I was initially concerned that they were not paying the minimum wage in months with 22 working days. I was assured 'This is just how it's done and it averages out over the year' (I'm sure HMRC would accept that argument when a maximum pay reference period is 31 days!)

However after some research I've identified that they are paying minimum - but only because meal breaks do not count as working time for the mimum wage calculation - despite being paid.

So - Is it really a common practice to take an hourly rate and contract hours, average over the year and pay 1/12th per month?

Am I guilty as charged of being pedantic?

Thanks for the advice.

Ian

  • Fellow
  • Practice Licence
  • 32 posts
  • # 114192

Hi Ian,

 

For a salary calculation , then I would say £1248 is correct . 40 hours x 52 weeks = 2080 hours x £7.20 = £14,976 . Divided by 12 is £1248. I would say it depends on the contract of employment . If they are classed as salaried then this is the correct way to work it.

 

Hope this helps

 

Janette.

  • 794 posts
  • # 114207

Hi Ian,

There is another way of looking at this:

365 days in the year less 52 weekends i.e.104 days = 261 working days

Work 8 hours per day at £7.20 per hour = £57.60 per day

£57.60 daily rate x 261 annual working days = £15033.60/12 = £1252.80 per month

I would always work to the advantage of the employee as an employer should always seem to be fair when it comes to staff wages.

As Janette says depends on their contract of employment as staff should always be able to work out how their wages are being calculated.

Marilyn

  • Member PM.Dip
  • Practice Licence
  • 18 posts
  • # 114208

Hi Janette/Marilyn

Thanks for the replies. Unfortunately in trying to keep my post brief I must have been too brief as you both missed my main concern!

I understand the annualising - and agree with Marilyn that taking 261 days is both more accurate and fairer to the employee.

My main worry was that the process of taking an annual figure, dividing by 12 to givew a monthly average results in some months when the hourly rate will be less than minimum wage.

For example:
employees contract specifies a 35 hour week (5, 7hr days) @£7.20 an hour.
Using Marilyns 261 days we get - 261*7*7.2 = £13154.40 total per year.
Or 12 months at £1096.20
 
For the month of November that contains 22 working days this would mean the employee
working 22*7 = 154 Hours
 
Taking their monthly average of £1096.20 this means 1096.20/154 = £7.12 per hour in November.
 

According to the HMRC minimum wage rules
https://www.gov.uk/national-minimum-wage/employers-and-the-minimum-wage.

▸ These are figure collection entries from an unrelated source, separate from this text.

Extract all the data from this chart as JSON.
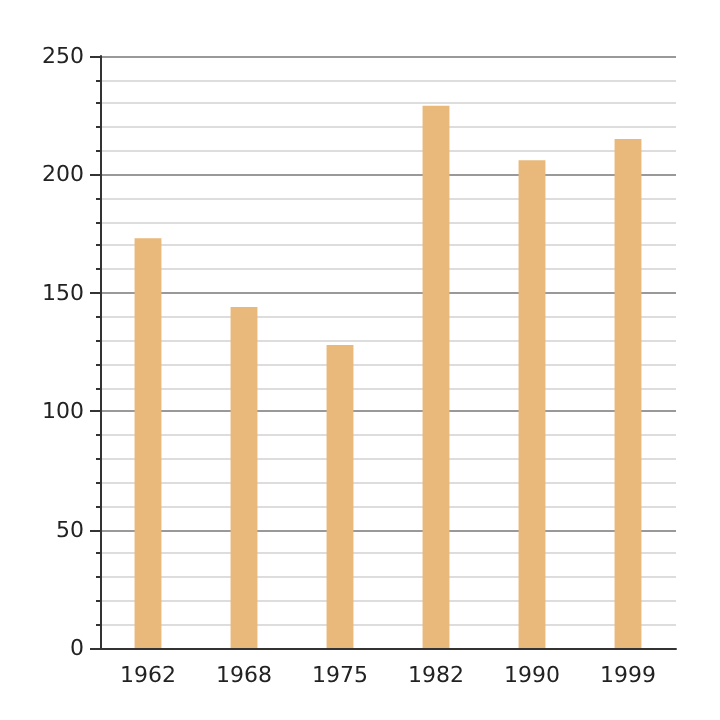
{
  "chart_data": {
    "type": "bar",
    "categories": [
      "1962",
      "1968",
      "1975",
      "1982",
      "1990",
      "1999"
    ],
    "values": [
      173,
      144,
      128,
      229,
      206,
      215
    ],
    "color": "#e8b97a",
    "ylim": [
      0,
      250
    ],
    "yticks": [
      0,
      50,
      100,
      150,
      200,
      250
    ],
    "grid": "y"
  }
}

The maximum pay reference period is 31 days, and the minimum wage must be met within any reference period - so annual compliance is not accceptable.

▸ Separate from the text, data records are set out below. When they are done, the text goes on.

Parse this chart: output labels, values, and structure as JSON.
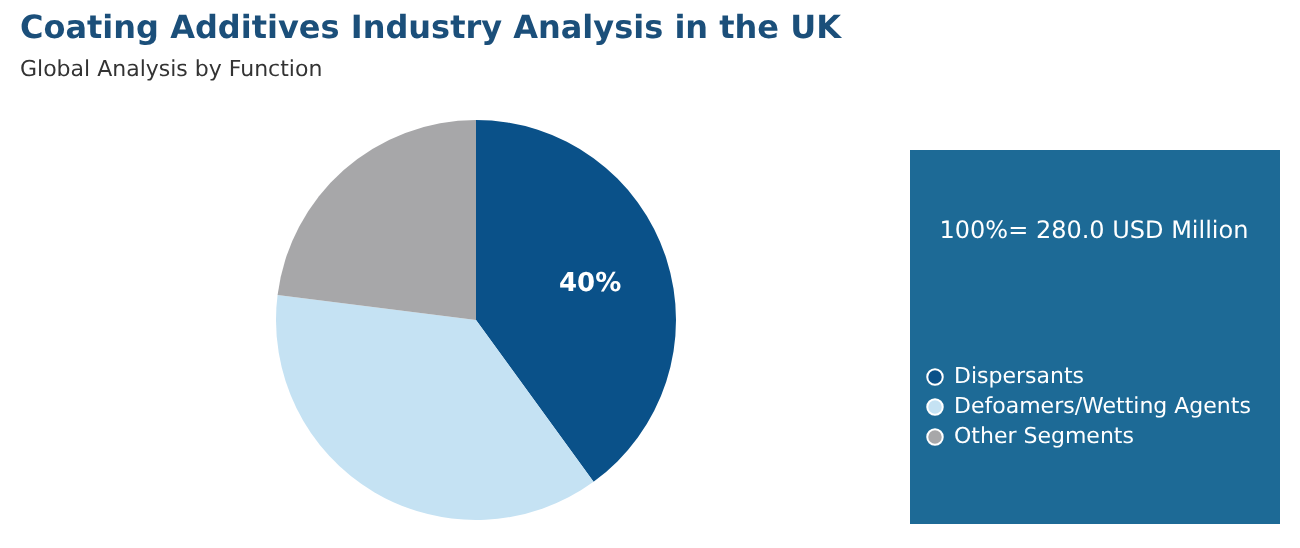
{
  "chart_data": {
    "type": "pie",
    "title": "Coating Additives Industry Analysis in the UK",
    "subtitle": "Global Analysis by Function",
    "categories": [
      "Dispersants",
      "Defoamers/Wetting Agents",
      "Other Segments"
    ],
    "legend": "right",
    "values": [
      40,
      37,
      23
    ],
    "colors": [
      "#0a5189",
      "#c5e2f3",
      "#a7a7a9"
    ],
    "value_labels": [
      "40%",
      null,
      null
    ],
    "annotations": [
      "100%= 280.0 USD Million"
    ]
  }
}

By my literal reading of the rules this process results in the minimum wage rules being broken. 

I've since been informed by someone with many years more experience than me that this is common practice, and has never caused an issue with HMRC. So I guess pragmatism is winning over accuracy. 

Regards Ian

  • Member PM.Dip
  • Practice Licence
  • 742 posts
  • # 114209

Hi Ian

 

Yes it is common practice and the easiest way to do it, otherwise some months staff would get paid differently, it allows for the fact that some months have 31 days and  some only 28. As long as they are paying £7.30 an hour I dont see a problem, especiially if they are actually getting paid for lunch breaks as most people dont. 

  • 491 posts
  • # 114213

If it's averaged out over 12 months in this way, then it can't be below minimum wage, plus, there's less room for error in miscalculating how many working days in a particular month. It's definately common practice.

Many of my clients employees work odd days - i.e. 5 days over 7, but this could include Saturdays, or Sundays - so this helps to cut down on the amount of clarification you may need each month, by it being a clear 5 days in 7 - with the length of day being enforced by the employer - and which days that are worked being irrelevant unless there is an issue such as sick pay etc.